The defining feature of Agentic RAG: the agent evaluates its own retrieval results before generating a response.

max_iterations = 3

for i in range(max_iterations):
    # Retrieve
    contexts = retriever.search(query, top_k=10)
    
    # Reflect: are these results sufficient?
    evaluation = agent.evaluate(
        query=query,
        contexts=contexts,
        criteria=["relevance", "completeness", "freshness"]
    )
    
    if evaluation.score >= 0.8:
        break  # Good enough, proceed to generation
    
    # Not good enough — adapt
    if evaluation.issue == "irrelevant":
        query = agent.reformulate(query, feedback=evaluation.feedback)
    elif evaluation.issue == "incomplete":
        query = agent.expand(query, missing=evaluation.gaps)
    elif evaluation.issue == "outdated":
        retriever = WebSearchRetriever()  # Switch to web search

# Generate with validated context
response = agent.generate(query=query, contexts=contexts)

Agentic RAG with MCP

MCP makes Agentic RAG modular and composable.

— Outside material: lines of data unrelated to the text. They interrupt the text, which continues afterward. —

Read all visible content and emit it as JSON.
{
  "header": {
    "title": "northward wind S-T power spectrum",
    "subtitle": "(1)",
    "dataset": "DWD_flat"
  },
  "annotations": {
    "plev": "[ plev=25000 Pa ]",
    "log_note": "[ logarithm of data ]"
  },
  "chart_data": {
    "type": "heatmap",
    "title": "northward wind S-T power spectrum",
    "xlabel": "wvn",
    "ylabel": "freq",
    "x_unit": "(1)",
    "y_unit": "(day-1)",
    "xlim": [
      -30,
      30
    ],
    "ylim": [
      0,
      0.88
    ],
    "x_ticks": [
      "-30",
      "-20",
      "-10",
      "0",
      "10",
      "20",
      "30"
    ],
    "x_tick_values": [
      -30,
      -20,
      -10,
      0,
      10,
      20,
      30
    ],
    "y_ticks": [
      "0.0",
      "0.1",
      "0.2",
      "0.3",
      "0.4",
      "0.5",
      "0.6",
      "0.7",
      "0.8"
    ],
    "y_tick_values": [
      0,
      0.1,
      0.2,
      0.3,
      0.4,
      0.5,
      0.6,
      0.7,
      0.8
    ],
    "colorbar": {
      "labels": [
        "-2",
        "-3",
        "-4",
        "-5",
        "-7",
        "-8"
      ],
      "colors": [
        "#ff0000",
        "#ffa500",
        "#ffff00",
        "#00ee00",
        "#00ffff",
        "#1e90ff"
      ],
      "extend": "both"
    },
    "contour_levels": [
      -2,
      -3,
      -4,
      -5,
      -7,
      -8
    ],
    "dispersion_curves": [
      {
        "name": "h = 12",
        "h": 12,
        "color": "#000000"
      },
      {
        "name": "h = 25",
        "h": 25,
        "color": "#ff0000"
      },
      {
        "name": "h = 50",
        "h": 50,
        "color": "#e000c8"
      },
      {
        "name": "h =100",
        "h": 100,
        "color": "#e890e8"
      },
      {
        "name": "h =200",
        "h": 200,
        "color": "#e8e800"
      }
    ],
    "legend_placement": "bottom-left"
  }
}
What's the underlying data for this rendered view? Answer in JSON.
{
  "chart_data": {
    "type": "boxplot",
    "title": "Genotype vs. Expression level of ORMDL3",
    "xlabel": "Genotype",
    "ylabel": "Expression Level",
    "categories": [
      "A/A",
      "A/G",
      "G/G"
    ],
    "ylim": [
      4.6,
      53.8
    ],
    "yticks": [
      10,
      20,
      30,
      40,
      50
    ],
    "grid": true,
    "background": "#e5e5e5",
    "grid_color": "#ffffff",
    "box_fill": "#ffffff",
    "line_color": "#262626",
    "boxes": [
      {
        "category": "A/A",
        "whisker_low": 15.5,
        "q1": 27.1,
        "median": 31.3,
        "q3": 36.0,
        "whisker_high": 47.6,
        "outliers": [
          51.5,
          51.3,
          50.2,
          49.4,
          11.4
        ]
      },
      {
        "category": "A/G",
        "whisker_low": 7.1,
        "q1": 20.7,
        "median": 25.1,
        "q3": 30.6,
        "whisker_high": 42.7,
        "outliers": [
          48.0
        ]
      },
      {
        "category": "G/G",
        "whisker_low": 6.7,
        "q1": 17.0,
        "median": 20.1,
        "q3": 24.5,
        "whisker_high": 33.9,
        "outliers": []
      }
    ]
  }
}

Each data source becomes an MCP server:

// MCP Configuration for Agentic RAG
{
  "mcpServers": {
    "vector-store": {
      "command": "python",
      "args": ["mcp_server_chroma.py", "--collection", "docs"]
    },
    "web-search": {
      "command": "npx",
      "args": ["-y", "@mcp/server-brave-search"]
    },
    "database": {
      "command": "npx",
      "args": ["-y", "@mcp/server-postgres", "postgresql://..."]
    },
    "confluence": {
      "command": "python",
      "args": ["mcp_server_confluence.py"]
    }
  }
}

// The agent now has unified access to ALL retrieval sources
// via standard MCP tool calls — no custom integration code needed

Agentic RAG agentic-rag.ts

import { query } from "@anthropic-ai/claude-agent-sdk";
import { z } from "zod";
import { zodToJsonSchema } from "zod-to-json-schema";

const RelevanceSchema = z.object({
  relevant: z.boolean(),
  confidence: z.number().min(0).max(1),
  needsMoreContext: z.boolean(),
  suggestedQuery: z.string().optional()
});

// Agent decides: retrieve, evaluate, re-retrieve
const response = query({
  prompt: "What is our refund policy for enterprise customers?",
  options: {
    mcpServers: {
      "docs": { command: "npx", args: ["mcp-server-docs"] }
    },
    allowedTools: ["mcp__docs__search", "mcp__docs__get_page"],
    outputFormat: {
      type: "json_schema",
      json_schema: {
        name: "RelevanceCheck",
        strict: true,
        schema: zodToJsonSchema(RelevanceSchema)
      }
    }
  }
});

Agentic RAG vs Traditional RAG

Aspect	Traditional RAG	Agentic RAG
Retrieval	Single-shot, static	Iterative, adaptive
Query handling	Direct embedding	Decomposition + routing
Quality control	None (hope for the best)	Self-reflection + validation
Data sources	Single vector store	Multi-source orchestration
Failure handling	Garbage in, garbage out	Retry with new strategy

Best Practices

Set iteration limits — Cap reflection loops (3-5 iterations) to prevent infinite retrieval
Define quality thresholds — Clear criteria for when retrieval is "good enough"
Cache aggressively — Store retrieval results to avoid redundant queries
Monitor retrieval cost — Each iteration adds latency and token usage
Fallback gracefully — If all retrieval fails, tell the user rather than hallucinate
Use MCP for modularity — Standardize data source integration for easy swapping

Next Steps

Multi-Agent Systems — Multi-agent patterns for complex RAG
Code Generation — RAG applied to code understanding
Memory Systems — Long-term knowledge storage for RAG

Try It: Self-deciding Search Agent

Build an agent that judges whether retrieval is needed or can answer directly.

Create an MCP search tool that queries a document store
Use outputFormat for structured relevance scoring
If relevance < 0.7, the agent re-queries with a refined search
Track re-query count and final relevance score

Gate: P8 Complete — Multi-step retrieval works, relevance scores above threshold, re-query count tracked.